So I wrote down a question incorrectly, and it's certainly highlighted an issue for me. I was supposed to show $X^4+1$ is irreducible in $\mathbb{Q}[X]$. I wrote $P(X)=X^4+4$ instead.
Now I had seen before the trick of using "Set $f(X)=P(X+1)$, and show this is irreducible". So, I did so, obtained $X^4+4X^3+6X^2+4X+5$, which taking $p=2$ is apparently irreducible; $2|4, 2|6$ and $2^2\not|\ 5$
The issue is, I noticed $X^4+4$ IS reducible! It factors to $(x^2-2 x+2) (x^2+2 x+2)$.

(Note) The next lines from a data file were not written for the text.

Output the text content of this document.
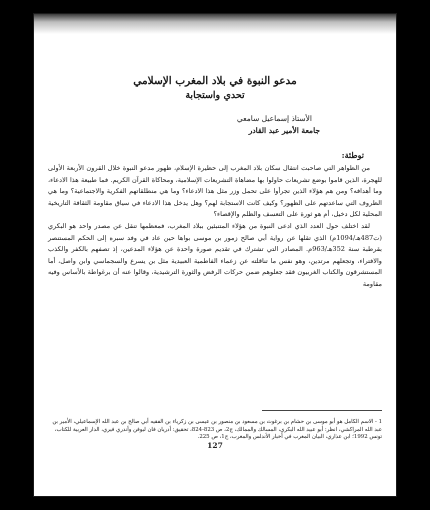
مدعو النبوة في بلاد المغرب الإسلامي
تحدي واستجابة

الأستاذ إسماعيل سامعي

جامعة الأمير عبد القادر

توطئة:

من الظواهر التي صاحبت انتقال سكان بلاد المغرب إلى حظيرة الإسلام، ظهور مدعو النبوة خلال القرون الأربعة الأولى للهجرة، الذين قاموا بوضع تشريعات حاولوا بها مضاهاة التشريعات الإسلامية، ومحاكاة القرآن الكريم. فما طبيعة هذا الادعاء، وما أهدافه؟ ومن هم هؤلاء الذين تجرأوا على تحمل وزر مثل هذا الادعاء؟ وما هي منطلقاتهم الفكرية والاجتماعية؟ وما هي الظروف التي ساعدتهم على الظهور؟ وكيف كانت الاستجابة لهم؟ وهل يدخل هذا الادعاء في سياق مقاومة الثقافة التاريخية المحلية لكل دخيل، أم هو ثورة على التعسف والظلم والإقصاء؟

لقد اختلف حول العدد الذي ادعى النبوة من هؤلاء المتنبئين ببلاد المغرب، فمعظمها تنقل عن مصدر واحد هو البكري (ت487هـ/1094م) الذي تقلها عن رواية أبي صالح زمور بن موسى بواها حين عاد في وفد سبره إلى الحكم المستنصر بقرطبة سنة 352هـ/963م. المصادر التي تشترك في تقديم صورة واحدة عن هؤلاء المدعين، إذ تصفهم بالكفر والكذب والافتراء، وتجعلهم مرتدين، وهو نفس ما تناقلته عن زعماء الفاطمية العبيدية مثل بن يسرع والسجماسي وابن واصل، أما المستشرقون والكتاب الغربيون فقد جعلوهم ضمن حركات الرفض والثورة الترشيدية، وقالوا عنه أن برغواطة بالأساس وفيه مقاومة

1 - الاسم الكامل هو أبو موسى بن حشام بن برغوث بن مسعود بن منصور بن عيسى بن زكرياء بن الفقيه أبي صالح بن عبد الله الإسماعيلي، الأمير بن عبد الله المراكشي، انظر: أبو عبيد الله البكري، المسالك والممالك، ج2، ص 823-824، تحقيق: أدريان فان ليوفن وأندري فيري، الدار العربية للكتاب، تونس 1992؛ ابن عذاري، البيان المغرب في أخبار الأندلس والمغرب، ج1، ص 225.

127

I've seen other notes which mention using this idea, and I checked the criterion to be sure I wasn't being silly.. I really don't know what's going on! What apparent restrictions are there to using this method?
Eisenstein's Criterion says that if $P(x)=a_nx^n+a_{n-1}x^{n-1}+\cdots+a_0$ is a polynomial with integer coefficients, and
(i) $p$ divides $a_i$ for $0\le i\le n-1$, and
(ii) $p$ does not divide $a_n$, and
(iii) $p^2$ does not divide $a_0$,
then $P(x)$ is irreducible over the rationals.
In your case, the prime $2$ does not divide $a_0$, which is $5$. So Condition (i) fails.